““Rock ‘n’ roll means well, but it can’t help telling young boys lies.””
From it’s inception, rock ’n’ roll has been a music of contradiction. Jocular and dangerous; merry and menacing; deep and dumb. This paradoxical nature is what Griffin Winton set out to explore when making his new album Best All Around Boy. The result is a lively, raucous 8 song cycle that balances sophomoric, class-clown hi-jinks with cut-to-the-quick observations on modern masculinity.
Recorded over just a few days in the dead of winter 2025 in Nashville, Tennessee, the album has a cohesive feel of a band in a room. No frills, no tricks, just rock. The sleek, minimal production might incline listeners to take the insistent, driving music at face value, but the dual nature of rock ’n’ roll is present on every track.
The woozy chugs of “Another Cracker at the Crossroads” conceal an ironic lambast of white musicians appropriating black cultural forms, the belligerent desert rock of “MAGA MILF” hides a take-down of hard-hearted partisan politics, and the ramshackle garage rock of “Balls Deep” obscures sincere pontifications on what it means to live a good life.
But nowhere is the juxtaposition of numbskull and nimble more evident than on “Grow Ur Own Boyfriend.” A light groove reminiscent of post punk sets the scene for one half of an argument between a couple. What begins as puerile, shallow insults grows with the intensity of the music and turns into something with the gravitas of realization.
The final line—now accompanied by full volume drums and fuzzy guitars—contains the kill shot: “if I borrow his computer to do something for work he won’t have to delete his internet history/I won’t love him more than he loves me.” Both sides of the dichotomy of the album are represented here, crass references to dude culture and stark representations of the real hurt it can cause.

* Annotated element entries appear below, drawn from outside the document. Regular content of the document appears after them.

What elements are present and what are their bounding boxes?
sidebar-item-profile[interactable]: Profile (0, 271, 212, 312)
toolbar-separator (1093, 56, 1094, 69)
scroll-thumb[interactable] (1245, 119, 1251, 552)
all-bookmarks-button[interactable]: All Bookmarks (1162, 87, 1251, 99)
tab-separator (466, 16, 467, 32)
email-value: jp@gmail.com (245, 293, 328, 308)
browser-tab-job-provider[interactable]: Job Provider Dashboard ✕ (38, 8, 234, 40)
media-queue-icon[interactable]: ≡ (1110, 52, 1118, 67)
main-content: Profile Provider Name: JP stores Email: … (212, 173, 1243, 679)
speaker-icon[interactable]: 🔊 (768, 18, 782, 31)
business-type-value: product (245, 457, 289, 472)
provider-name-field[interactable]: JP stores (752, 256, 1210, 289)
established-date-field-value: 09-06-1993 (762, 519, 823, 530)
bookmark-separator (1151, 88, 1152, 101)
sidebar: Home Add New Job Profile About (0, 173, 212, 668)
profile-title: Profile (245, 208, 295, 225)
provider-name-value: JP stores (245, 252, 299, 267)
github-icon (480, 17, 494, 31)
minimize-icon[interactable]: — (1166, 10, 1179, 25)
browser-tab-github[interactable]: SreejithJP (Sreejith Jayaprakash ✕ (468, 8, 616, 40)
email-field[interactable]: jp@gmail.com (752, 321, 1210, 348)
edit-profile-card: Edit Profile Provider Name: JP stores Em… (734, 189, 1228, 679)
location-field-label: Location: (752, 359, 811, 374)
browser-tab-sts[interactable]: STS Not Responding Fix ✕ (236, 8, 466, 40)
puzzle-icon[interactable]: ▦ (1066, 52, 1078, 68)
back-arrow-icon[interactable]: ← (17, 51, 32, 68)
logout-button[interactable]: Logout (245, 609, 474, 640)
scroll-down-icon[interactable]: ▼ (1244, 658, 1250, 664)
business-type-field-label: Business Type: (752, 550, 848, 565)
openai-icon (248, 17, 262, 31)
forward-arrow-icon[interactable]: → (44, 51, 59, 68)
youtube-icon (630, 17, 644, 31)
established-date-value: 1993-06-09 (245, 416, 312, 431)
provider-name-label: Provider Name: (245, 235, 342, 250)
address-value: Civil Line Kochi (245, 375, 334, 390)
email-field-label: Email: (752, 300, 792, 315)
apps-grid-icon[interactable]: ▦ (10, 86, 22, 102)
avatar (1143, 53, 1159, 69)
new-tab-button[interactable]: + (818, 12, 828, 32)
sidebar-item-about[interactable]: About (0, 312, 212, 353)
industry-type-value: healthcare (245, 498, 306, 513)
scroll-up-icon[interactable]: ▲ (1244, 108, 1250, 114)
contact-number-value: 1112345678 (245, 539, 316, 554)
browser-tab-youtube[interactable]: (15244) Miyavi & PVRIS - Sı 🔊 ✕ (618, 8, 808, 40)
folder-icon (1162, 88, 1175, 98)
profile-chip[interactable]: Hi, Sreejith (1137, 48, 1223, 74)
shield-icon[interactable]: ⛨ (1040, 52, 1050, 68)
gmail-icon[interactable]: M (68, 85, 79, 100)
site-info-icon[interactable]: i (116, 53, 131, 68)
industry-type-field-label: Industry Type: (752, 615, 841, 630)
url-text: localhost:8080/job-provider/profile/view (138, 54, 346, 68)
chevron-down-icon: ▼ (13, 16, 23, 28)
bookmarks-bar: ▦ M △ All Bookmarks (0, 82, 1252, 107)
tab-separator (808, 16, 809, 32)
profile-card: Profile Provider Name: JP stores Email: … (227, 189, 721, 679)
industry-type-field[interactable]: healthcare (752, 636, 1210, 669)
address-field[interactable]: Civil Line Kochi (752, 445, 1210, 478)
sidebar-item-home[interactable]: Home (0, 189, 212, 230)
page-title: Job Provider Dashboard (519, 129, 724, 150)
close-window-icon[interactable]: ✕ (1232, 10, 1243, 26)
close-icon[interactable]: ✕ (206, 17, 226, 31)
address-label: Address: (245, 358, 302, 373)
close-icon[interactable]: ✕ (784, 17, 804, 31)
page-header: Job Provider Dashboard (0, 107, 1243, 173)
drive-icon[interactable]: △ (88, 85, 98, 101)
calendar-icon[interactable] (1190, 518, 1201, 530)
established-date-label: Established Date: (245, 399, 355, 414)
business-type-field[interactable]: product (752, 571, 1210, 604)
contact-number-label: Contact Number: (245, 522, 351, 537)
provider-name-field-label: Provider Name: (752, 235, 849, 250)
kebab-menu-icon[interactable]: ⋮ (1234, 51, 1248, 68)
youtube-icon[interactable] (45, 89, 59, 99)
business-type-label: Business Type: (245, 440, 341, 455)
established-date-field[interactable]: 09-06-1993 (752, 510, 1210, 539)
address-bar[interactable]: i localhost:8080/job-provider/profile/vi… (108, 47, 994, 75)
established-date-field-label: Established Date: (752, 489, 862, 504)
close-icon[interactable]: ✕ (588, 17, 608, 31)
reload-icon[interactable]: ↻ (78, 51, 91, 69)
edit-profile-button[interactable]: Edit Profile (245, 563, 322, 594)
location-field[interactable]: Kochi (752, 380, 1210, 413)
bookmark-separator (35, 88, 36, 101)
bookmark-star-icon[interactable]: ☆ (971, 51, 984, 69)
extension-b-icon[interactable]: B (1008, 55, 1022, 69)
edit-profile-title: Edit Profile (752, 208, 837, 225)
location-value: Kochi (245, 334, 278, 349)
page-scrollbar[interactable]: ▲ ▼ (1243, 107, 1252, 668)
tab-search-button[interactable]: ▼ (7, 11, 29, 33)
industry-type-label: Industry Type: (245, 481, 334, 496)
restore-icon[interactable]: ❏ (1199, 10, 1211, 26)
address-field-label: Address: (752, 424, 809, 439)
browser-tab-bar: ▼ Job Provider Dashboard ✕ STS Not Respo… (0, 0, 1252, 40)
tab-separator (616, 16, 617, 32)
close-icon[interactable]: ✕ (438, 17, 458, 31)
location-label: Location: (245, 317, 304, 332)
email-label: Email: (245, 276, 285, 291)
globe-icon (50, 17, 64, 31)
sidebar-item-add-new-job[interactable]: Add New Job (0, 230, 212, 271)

Beneath all the bravado and bluster on the surface, the work Winton is attempting on Best All Around Boy is to explore the fragile nature of masculinity and articulate larger questions about what to reach for in life, and what to leave behind. With the influence of manosphere content creators, and an influx of wolf-in-nice-guy-clothing singer-songwriters, Griffin Winton endeavors to stoop down to masculinity’s level and offer a playful, healthy alternative.